Before performing the policy improvement substep \eqref{policy_improvement}, we need to perform the policy evaluation substep, which consists in finding a solution of the dual problem \begin{equation} \DeclareMathOperator{\range}{range} \begin{aligned} \min_{v,\lambda,\kappa} & \quad g_\eta(v, \lambda, \kappa) \triangleq q^T f_* \left( \frac{r - (C-P)v - \lambda\mathbf{1} + \kappa}{\eta} \right) + \lambda \\ \text{s.t.} & \quad \arg{f^*} \in \range_{x\,\geq\,0}{f^\prime(x)}, \\ & \quad \kappa \succeq 0, \end{aligned} \label{dual_epps} \end{equation} that we obtain upon substitution of $x^\star$ into the Lagrangian \eqref{Lagrangian_epps} and application of Fenchel’s inequality (at optimum holding with equality). The constraint on the argument of $f_*$ in \eqref{dual_epps} is linear because derivative of a convex function is monotone (see Boyd & Vandenberghe), and the whole problem \eqref{dual_epps} is convex.
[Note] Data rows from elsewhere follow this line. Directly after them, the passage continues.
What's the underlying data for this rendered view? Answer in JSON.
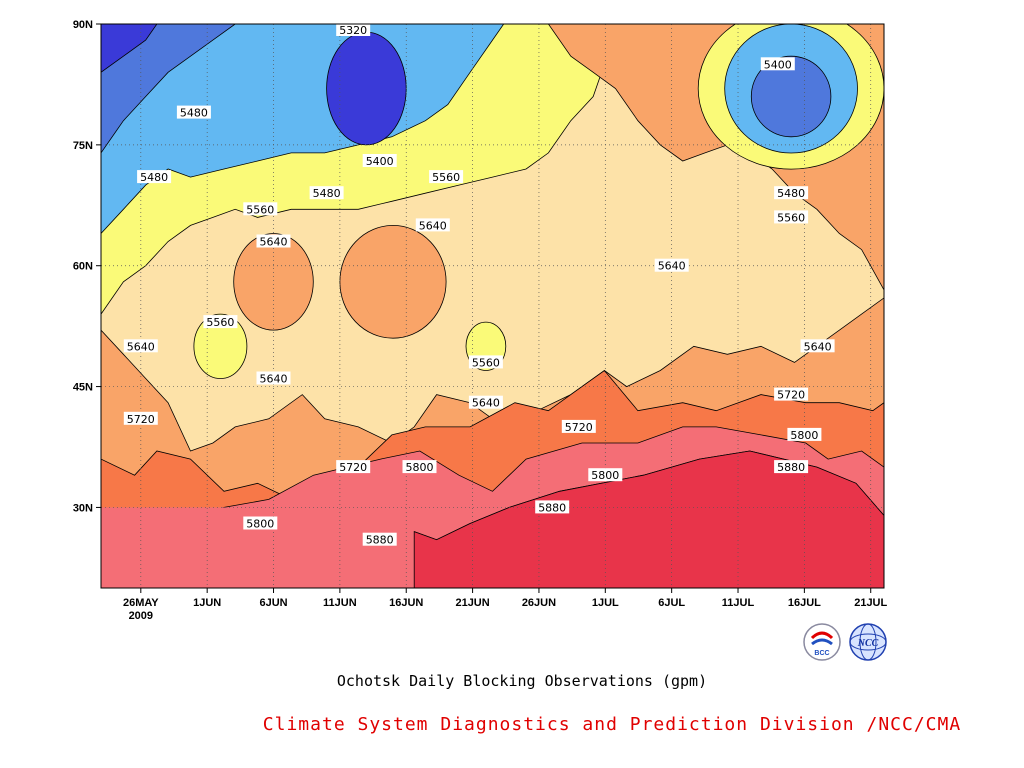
{
  "chart_data": {
    "type": "heatmap",
    "subtype": "filled-contour",
    "title": "Ochotsk Daily Blocking Observations (gpm)",
    "subtitle": "Climate System Diagnostics and Prediction Division /NCC/CMA",
    "x_ticks": [
      "26MAY",
      "1JUN",
      "6JUN",
      "11JUN",
      "16JUN",
      "21JUN",
      "26JUN",
      "1JUL",
      "6JUL",
      "11JUL",
      "16JUL",
      "21JUL"
    ],
    "x_year_label": "2009",
    "x_range": [
      "2009-05-23",
      "2009-07-21"
    ],
    "y_ticks": [
      "90N",
      "75N",
      "60N",
      "45N",
      "30N"
    ],
    "y_tick_values": [
      90,
      75,
      60,
      45,
      30
    ],
    "y_range": [
      20,
      90
    ],
    "grid": true,
    "contour_levels": [
      5320,
      5400,
      5480,
      5560,
      5640,
      5720,
      5800,
      5880
    ],
    "level_colors": [
      "#3a3ad8",
      "#4f78dc",
      "#62b8f2",
      "#fafa78",
      "#fde2a8",
      "#f9a468",
      "#f77848",
      "#f46e76",
      "#e8344a"
    ],
    "contour_labels": [
      {
        "text": "5320",
        "date": "2009-06-11",
        "lat": 90
      },
      {
        "text": "5400",
        "date": "2009-07-13",
        "lat": 85
      },
      {
        "text": "5480",
        "date": "2009-05-30",
        "lat": 79
      },
      {
        "text": "5400",
        "date": "2009-06-13",
        "lat": 73
      },
      {
        "text": "5480",
        "date": "2009-05-27",
        "lat": 71
      },
      {
        "text": "5560",
        "date": "2009-06-18",
        "lat": 71
      },
      {
        "text": "5480",
        "date": "2009-06-09",
        "lat": 69
      },
      {
        "text": "5480",
        "date": "2009-07-14",
        "lat": 69
      },
      {
        "text": "5560",
        "date": "2009-06-04",
        "lat": 67
      },
      {
        "text": "5560",
        "date": "2009-07-14",
        "lat": 66
      },
      {
        "text": "5640",
        "date": "2009-06-17",
        "lat": 65
      },
      {
        "text": "5640",
        "date": "2009-06-05",
        "lat": 63
      },
      {
        "text": "5640",
        "date": "2009-07-05",
        "lat": 60
      },
      {
        "text": "5560",
        "date": "2009-06-01",
        "lat": 53
      },
      {
        "text": "5640",
        "date": "2009-05-26",
        "lat": 50
      },
      {
        "text": "5640",
        "date": "2009-07-16",
        "lat": 50
      },
      {
        "text": "5560",
        "date": "2009-06-21",
        "lat": 48
      },
      {
        "text": "5640",
        "date": "2009-06-05",
        "lat": 46
      },
      {
        "text": "5720",
        "date": "2009-07-14",
        "lat": 44
      },
      {
        "text": "5640",
        "date": "2009-06-21",
        "lat": 43
      },
      {
        "text": "5720",
        "date": "2009-05-26",
        "lat": 41
      },
      {
        "text": "5720",
        "date": "2009-06-28",
        "lat": 40
      },
      {
        "text": "5800",
        "date": "2009-07-15",
        "lat": 39
      },
      {
        "text": "5800",
        "date": "2009-06-16",
        "lat": 35
      },
      {
        "text": "5720",
        "date": "2009-06-11",
        "lat": 35
      },
      {
        "text": "5880",
        "date": "2009-07-14",
        "lat": 35
      },
      {
        "text": "5800",
        "date": "2009-06-30",
        "lat": 34
      },
      {
        "text": "5880",
        "date": "2009-06-26",
        "lat": 30
      },
      {
        "text": "5800",
        "date": "2009-06-04",
        "lat": 28
      },
      {
        "text": "5880",
        "date": "2009-06-13",
        "lat": 26
      }
    ],
    "bands": [
      {
        "level": ">5880",
        "color": "#e8344a",
        "lower": [
          [
            56,
            27
          ],
          [
            60,
            26
          ],
          [
            66,
            28
          ],
          [
            73,
            30
          ],
          [
            82,
            32
          ],
          [
            97,
            34
          ],
          [
            107,
            36
          ],
          [
            116,
            37
          ],
          [
            128,
            35
          ],
          [
            135,
            33
          ],
          [
            140,
            29
          ]
        ],
        "upper": null
      },
      {
        "level": "5800-5880",
        "color": "#f46e76",
        "lower": [
          [
            0,
            29
          ],
          [
            4,
            26
          ],
          [
            10,
            26
          ],
          [
            16,
            29
          ],
          [
            22,
            30
          ],
          [
            30,
            31
          ],
          [
            38,
            34
          ],
          [
            44,
            35
          ],
          [
            50,
            36
          ],
          [
            57,
            37
          ],
          [
            64,
            34
          ],
          [
            70,
            32
          ],
          [
            76,
            36
          ],
          [
            86,
            38
          ],
          [
            96,
            38
          ],
          [
            104,
            40
          ],
          [
            110,
            40
          ],
          [
            118,
            39
          ],
          [
            126,
            38
          ],
          [
            130,
            36
          ],
          [
            136,
            37
          ],
          [
            140,
            35
          ]
        ]
      },
      {
        "level": "5720-5800",
        "color": "#f77848",
        "lower": [
          [
            0,
            36
          ],
          [
            6,
            34
          ],
          [
            10,
            37
          ],
          [
            16,
            36
          ],
          [
            22,
            32
          ],
          [
            28,
            33
          ],
          [
            34,
            31
          ],
          [
            40,
            34
          ],
          [
            46,
            35
          ],
          [
            52,
            39
          ],
          [
            58,
            40
          ],
          [
            66,
            40
          ],
          [
            74,
            43
          ],
          [
            80,
            42
          ],
          [
            86,
            45
          ],
          [
            90,
            47
          ],
          [
            96,
            42
          ],
          [
            104,
            43
          ],
          [
            110,
            42
          ],
          [
            118,
            44
          ],
          [
            126,
            43
          ],
          [
            132,
            43
          ],
          [
            138,
            42
          ],
          [
            140,
            43
          ]
        ]
      },
      {
        "level": "5640-5720",
        "color": "#f9a468",
        "lower": [
          [
            0,
            52
          ],
          [
            4,
            49
          ],
          [
            8,
            46
          ],
          [
            12,
            43
          ],
          [
            16,
            37
          ],
          [
            20,
            38
          ],
          [
            24,
            40
          ],
          [
            30,
            41
          ],
          [
            36,
            44
          ],
          [
            40,
            41
          ],
          [
            46,
            40
          ],
          [
            52,
            38
          ],
          [
            56,
            40
          ],
          [
            60,
            44
          ],
          [
            66,
            43
          ],
          [
            72,
            40
          ],
          [
            78,
            42
          ],
          [
            84,
            44
          ],
          [
            90,
            47
          ],
          [
            94,
            45
          ],
          [
            100,
            47
          ],
          [
            106,
            50
          ],
          [
            112,
            49
          ],
          [
            118,
            50
          ],
          [
            124,
            48
          ],
          [
            132,
            52
          ],
          [
            136,
            54
          ],
          [
            140,
            56
          ],
          [
            140,
            57
          ],
          [
            136,
            62
          ],
          [
            132,
            64
          ],
          [
            128,
            67
          ],
          [
            124,
            69
          ],
          [
            120,
            72
          ],
          [
            116,
            74
          ],
          [
            112,
            75
          ],
          [
            108,
            74
          ],
          [
            104,
            73
          ],
          [
            100,
            75
          ],
          [
            96,
            78
          ],
          [
            92,
            82
          ],
          [
            88,
            84
          ],
          [
            84,
            86
          ],
          [
            80,
            90
          ]
        ]
      },
      {
        "level": "5560-5640",
        "color": "#fde2a8",
        "lower": [
          [
            0,
            54
          ],
          [
            4,
            58
          ],
          [
            8,
            60
          ],
          [
            12,
            63
          ],
          [
            16,
            65
          ],
          [
            20,
            66
          ],
          [
            24,
            67
          ],
          [
            28,
            66
          ],
          [
            34,
            67
          ],
          [
            40,
            67
          ],
          [
            46,
            67
          ],
          [
            52,
            68
          ],
          [
            58,
            69
          ],
          [
            64,
            70
          ],
          [
            70,
            71
          ],
          [
            76,
            72
          ],
          [
            80,
            74
          ],
          [
            84,
            78
          ],
          [
            88,
            81
          ],
          [
            90,
            85
          ],
          [
            92,
            90
          ]
        ]
      },
      {
        "level": "5480-5560",
        "color": "#fafa78",
        "lower": [
          [
            0,
            64
          ],
          [
            4,
            67
          ],
          [
            8,
            70
          ],
          [
            12,
            72
          ],
          [
            16,
            71
          ],
          [
            22,
            72
          ],
          [
            28,
            73
          ],
          [
            34,
            74
          ],
          [
            40,
            74
          ],
          [
            46,
            75
          ],
          [
            52,
            76
          ],
          [
            58,
            78
          ],
          [
            62,
            80
          ],
          [
            66,
            84
          ],
          [
            70,
            88
          ],
          [
            72,
            90
          ]
        ]
      },
      {
        "level": "5400-5480",
        "color": "#62b8f2",
        "lower": [
          [
            0,
            74
          ],
          [
            4,
            78
          ],
          [
            8,
            81
          ],
          [
            12,
            84
          ],
          [
            16,
            86
          ],
          [
            20,
            88
          ],
          [
            24,
            90
          ]
        ]
      },
      {
        "level": "5320-5400",
        "color": "#4f78dc",
        "lower": [
          [
            0,
            84
          ],
          [
            4,
            86
          ],
          [
            8,
            88
          ],
          [
            10,
            90
          ]
        ]
      }
    ],
    "islands": [
      {
        "level": "5640-5720",
        "color": "#f9a468",
        "center": [
          "2009-06-05",
          58
        ],
        "rx": 3,
        "ry": 6
      },
      {
        "level": "5640-5720",
        "color": "#f9a468",
        "center": [
          "2009-06-14",
          58
        ],
        "rx": 4,
        "ry": 7
      },
      {
        "level": "5480-5560",
        "color": "#fafa78",
        "center": [
          "2009-06-01",
          50
        ],
        "rx": 2,
        "ry": 4
      },
      {
        "level": "5480-5560",
        "color": "#fafa78",
        "center": [
          "2009-06-21",
          50
        ],
        "rx": 1.5,
        "ry": 3
      },
      {
        "level": "5320-5400",
        "color": "#3a3ad8",
        "center": [
          "2009-06-12",
          82
        ],
        "rx": 3,
        "ry": 7
      },
      {
        "level": "5480-5560",
        "color": "#fafa78",
        "center": [
          "2009-07-14",
          82
        ],
        "rx": 7,
        "ry": 10
      },
      {
        "level": "5400-5480",
        "color": "#62b8f2",
        "center": [
          "2009-07-14",
          82
        ],
        "rx": 5,
        "ry": 8
      },
      {
        "level": "5320-5400",
        "color": "#4f78dc",
        "center": [
          "2009-07-14",
          81
        ],
        "rx": 3,
        "ry": 5
      }
    ]
  },
  "title": "Ochotsk Daily Blocking Observations (gpm)",
  "organization": "Climate System Diagnostics and Prediction Division /NCC/CMA",
  "logos": {
    "bcc": "BCC",
    "ncc": "NCC"
  }
}
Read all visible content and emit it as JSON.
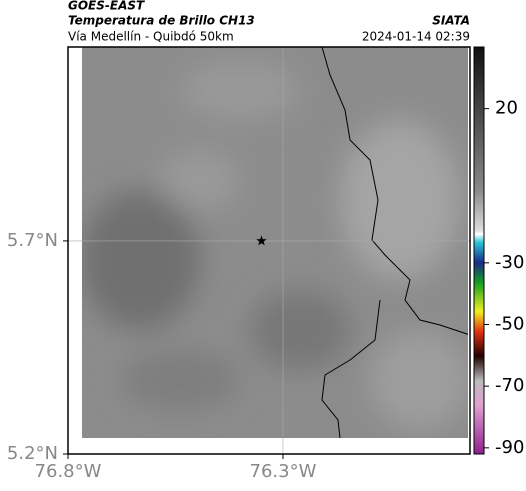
{
  "header": {
    "source": "GOES-EAST",
    "title": "Temperatura de Brillo CH13",
    "brand": "SIATA",
    "subtitle": "Vía Medellín - Quibdó 50km",
    "datetime": "2024-01-14 02:39"
  },
  "map": {
    "type": "map",
    "xlim": [
      -76.8,
      -75.865
    ],
    "ylim": [
      5.2,
      6.155
    ],
    "xticks": [
      {
        "value": -76.8,
        "label": "76.8°W"
      },
      {
        "value": -76.3,
        "label": "76.3°W"
      }
    ],
    "yticks": [
      {
        "value": 5.2,
        "label": "5.2°N"
      },
      {
        "value": 5.7,
        "label": "5.7°N"
      }
    ],
    "grid": true,
    "marker": {
      "lat": 5.7,
      "lon": -76.35
    },
    "colorbar": {
      "lim": [
        -92,
        40
      ],
      "ticks": [
        20,
        -30,
        -50,
        -70,
        -90
      ]
    }
  }
}
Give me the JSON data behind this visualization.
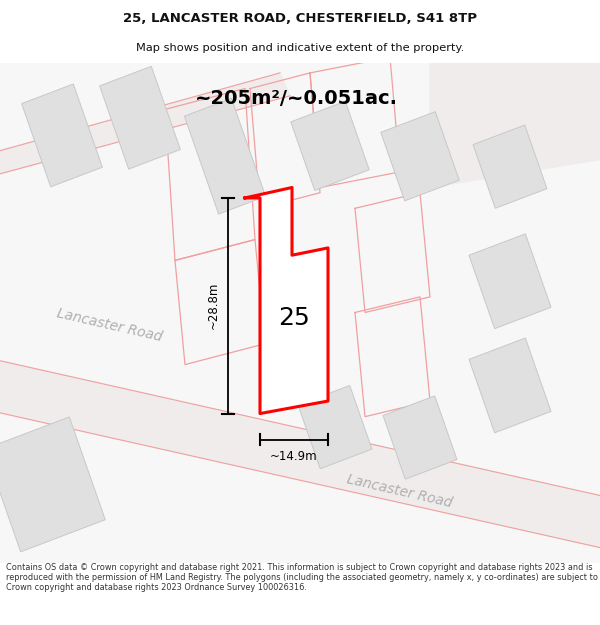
{
  "title_line1": "25, LANCASTER ROAD, CHESTERFIELD, S41 8TP",
  "title_line2": "Map shows position and indicative extent of the property.",
  "footer_text": "Contains OS data © Crown copyright and database right 2021. This information is subject to Crown copyright and database rights 2023 and is reproduced with the permission of HM Land Registry. The polygons (including the associated geometry, namely x, y co-ordinates) are subject to Crown copyright and database rights 2023 Ordnance Survey 100026316.",
  "area_label": "~205m²/~0.051ac.",
  "number_label": "25",
  "dim_height": "~28.8m",
  "dim_width": "~14.9m",
  "road_label1": "Lancaster Road",
  "road_label2": "Lancaster Road",
  "building_fill": "#e0e0e0",
  "building_edge": "#c8c8c8",
  "plot_stroke": "#ff0000",
  "neighbor_stroke": "#f0a0a0",
  "dim_line_color": "#000000",
  "text_color": "#000000",
  "road_text_color": "#b0b0b0",
  "map_bg": "#f7f7f7"
}
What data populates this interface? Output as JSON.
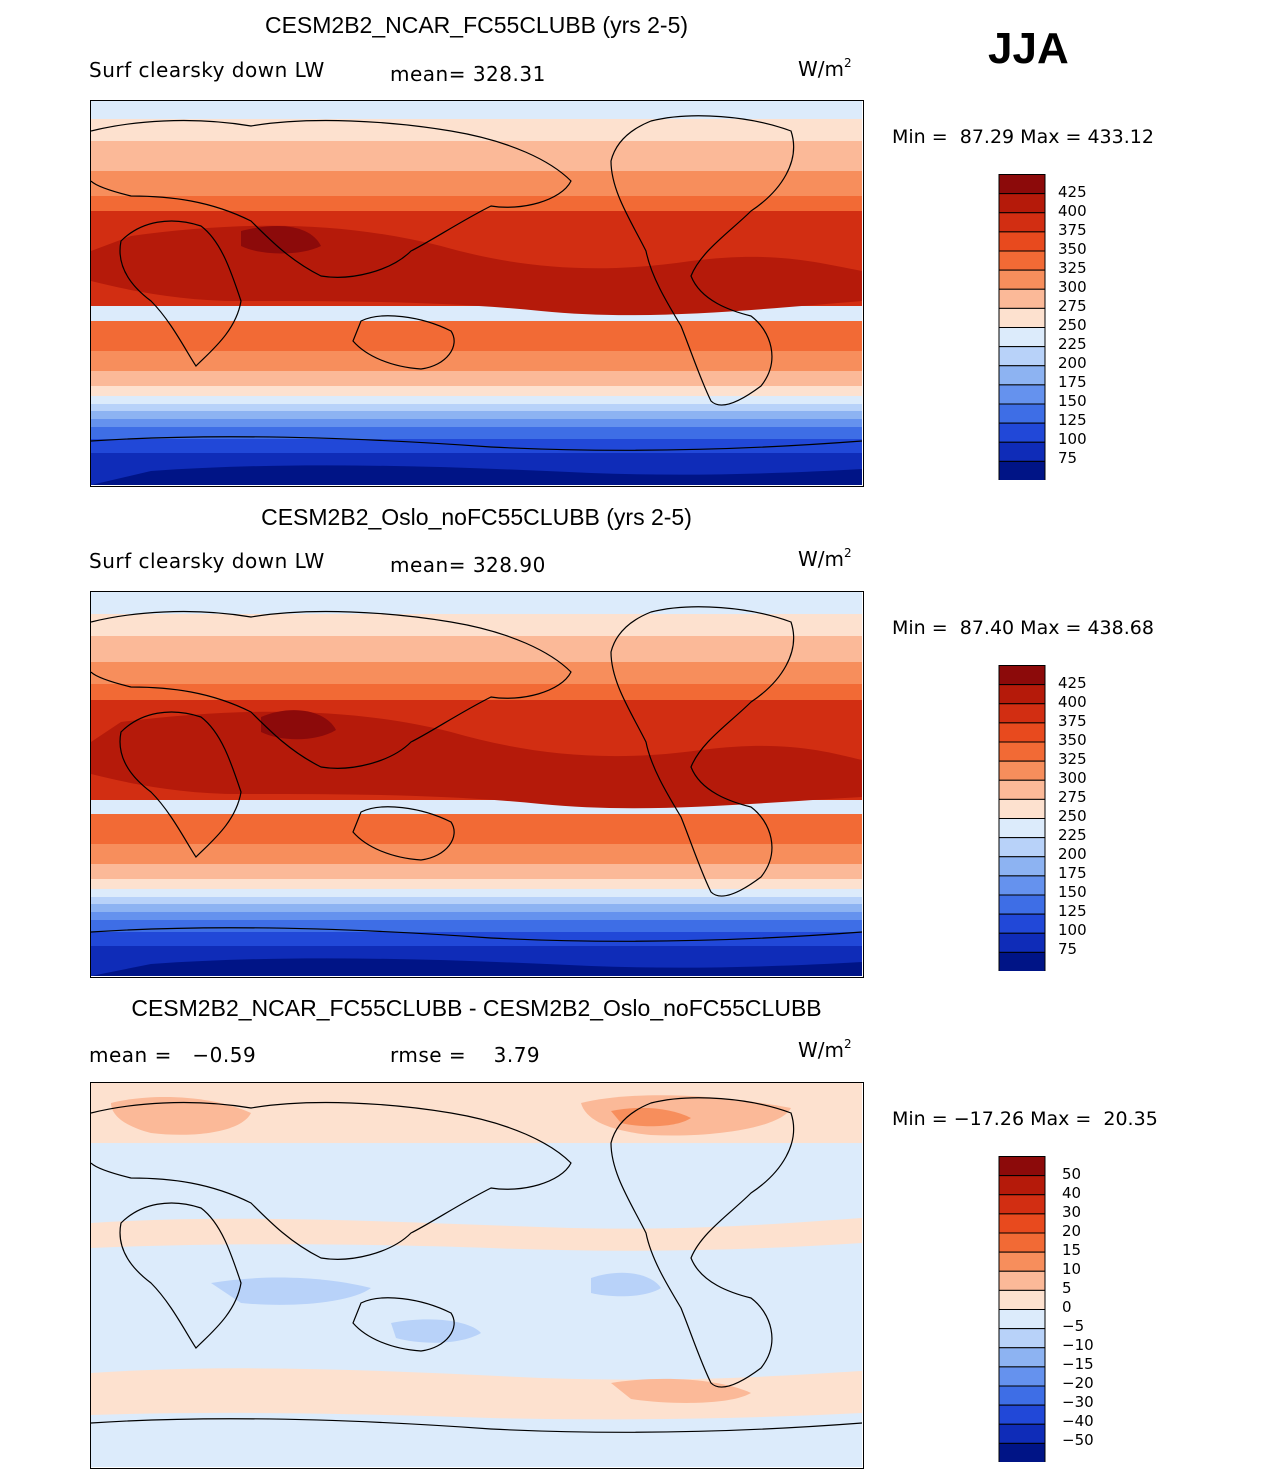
{
  "season": "JJA",
  "panels": [
    {
      "title": "CESM2B2_NCAR_FC55CLUBB (yrs 2-5)",
      "variable": "Surf clearsky down LW",
      "stat1": "mean= 328.31",
      "stat2": "",
      "units_base": "W/m",
      "units_exp": "2",
      "minmax": "Min =  87.29 Max = 433.12",
      "scale": "abs",
      "colorbar_labels": [
        "425",
        "400",
        "375",
        "350",
        "325",
        "300",
        "275",
        "250",
        "225",
        "200",
        "175",
        "150",
        "125",
        "100",
        "75"
      ]
    },
    {
      "title": "CESM2B2_Oslo_noFC55CLUBB (yrs 2-5)",
      "variable": "Surf clearsky down LW",
      "stat1": "mean= 328.90",
      "stat2": "",
      "units_base": "W/m",
      "units_exp": "2",
      "minmax": "Min =  87.40 Max = 438.68",
      "scale": "abs",
      "colorbar_labels": [
        "425",
        "400",
        "375",
        "350",
        "325",
        "300",
        "275",
        "250",
        "225",
        "200",
        "175",
        "150",
        "125",
        "100",
        "75"
      ]
    },
    {
      "title": "CESM2B2_NCAR_FC55CLUBB - CESM2B2_Oslo_noFC55CLUBB",
      "variable": "",
      "stat1": "mean =   −0.59",
      "stat2": "rmse =    3.79",
      "units_base": "W/m",
      "units_exp": "2",
      "minmax": "Min = −17.26 Max =  20.35",
      "scale": "diff",
      "colorbar_labels": [
        "50",
        "40",
        "30",
        "20",
        "15",
        "10",
        "5",
        "0",
        "−5",
        "−10",
        "−15",
        "−20",
        "−30",
        "−40",
        "−50"
      ]
    }
  ],
  "colors": {
    "abs_scale": [
      "#8c0a0a",
      "#b51a0a",
      "#d22e12",
      "#e84a1e",
      "#f26a35",
      "#f78e5c",
      "#fbb998",
      "#fde1cf",
      "#dcebfb",
      "#b8d2f9",
      "#8db3f2",
      "#6592ee",
      "#3e6ee6",
      "#2148d8",
      "#0f2cb8",
      "#001486"
    ],
    "diff_scale": [
      "#8c0a0a",
      "#b51a0a",
      "#d22e12",
      "#e84a1e",
      "#f26a35",
      "#f78e5c",
      "#fbb998",
      "#fde1cf",
      "#dcebfb",
      "#b8d2f9",
      "#8db3f2",
      "#6592ee",
      "#3e6ee6",
      "#2148d8",
      "#0f2cb8",
      "#001486"
    ]
  }
}
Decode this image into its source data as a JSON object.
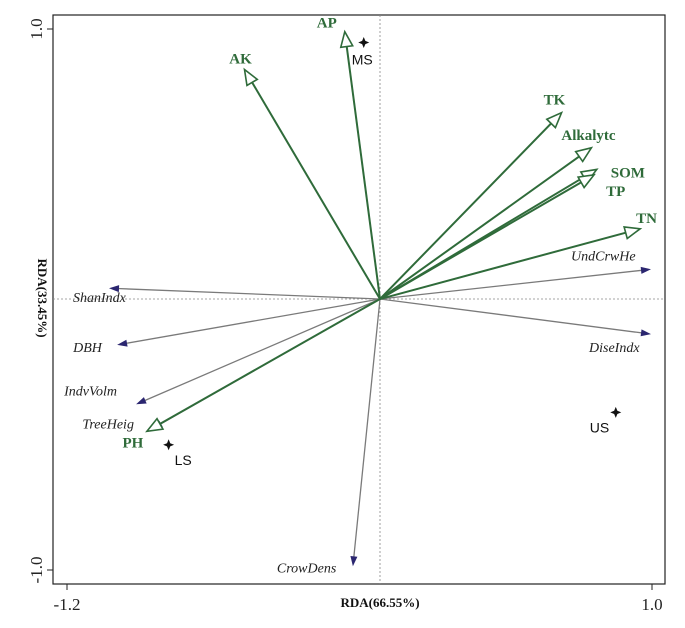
{
  "chart_data": {
    "type": "scatter",
    "subtype": "rda-biplot",
    "xlabel": "RDA(66.55%)",
    "ylabel": "RDA(33.45%)",
    "xlim": [
      -1.2,
      1.0
    ],
    "ylim": [
      -1.0,
      1.0
    ],
    "x_tick_labels": [
      "-1.2",
      "1.0"
    ],
    "y_tick_labels": [
      "1.0",
      "-1.0"
    ],
    "grid": false,
    "env_color": "#2f6b3a",
    "veg_color": "#7a7a7a",
    "veg_head_color": "#2b2670",
    "env_vectors": [
      {
        "name": "AP",
        "x": -0.13,
        "y": 0.99
      },
      {
        "name": "AK",
        "x": -0.5,
        "y": 0.85
      },
      {
        "name": "TK",
        "x": 0.67,
        "y": 0.69
      },
      {
        "name": "Alkalytc",
        "x": 0.78,
        "y": 0.56
      },
      {
        "name": "SOM",
        "x": 0.8,
        "y": 0.48
      },
      {
        "name": "TP",
        "x": 0.79,
        "y": 0.46
      },
      {
        "name": "TN",
        "x": 0.96,
        "y": 0.26
      },
      {
        "name": "PH",
        "x": -0.86,
        "y": -0.49
      }
    ],
    "veg_vectors": [
      {
        "name": "UndCrwHe",
        "x": 1.0,
        "y": 0.11
      },
      {
        "name": "DiseIndx",
        "x": 1.0,
        "y": -0.13
      },
      {
        "name": "ShanIndx",
        "x": -1.0,
        "y": 0.04
      },
      {
        "name": "DBH",
        "x": -0.97,
        "y": -0.17
      },
      {
        "name": "IndvVolm",
        "x": -0.9,
        "y": -0.39
      },
      {
        "name": "TreeHeig",
        "x": -0.84,
        "y": -0.48
      },
      {
        "name": "CrowDens",
        "x": -0.1,
        "y": -0.99
      }
    ],
    "sites": [
      {
        "name": "MS",
        "x": -0.06,
        "y": 0.95
      },
      {
        "name": "US",
        "x": 0.87,
        "y": -0.42
      },
      {
        "name": "LS",
        "x": -0.78,
        "y": -0.54
      }
    ]
  }
}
As pointed out above, the dual variable $v$ is not uniquely defined, but it doesn’t matter because all solutions from the linear subspace \eqref{translation} are equally good. If we want to interpret $v^\star$ as a value function, we can impose a constraint \begin{equation*} (x^\star)^T r = (x^\star)^T C v \end{equation*} in the dual, to ensure that $J^\star \triangleq r^T x^\star = (\mu^\star)^T v^\star$.

Introducing discounting as discussed in the post on discounting in ergodic MDPs does not make $v^\star$ unique but may help in regularizing an MDP if there are absorbing states or other pathologies breaking ergodicity.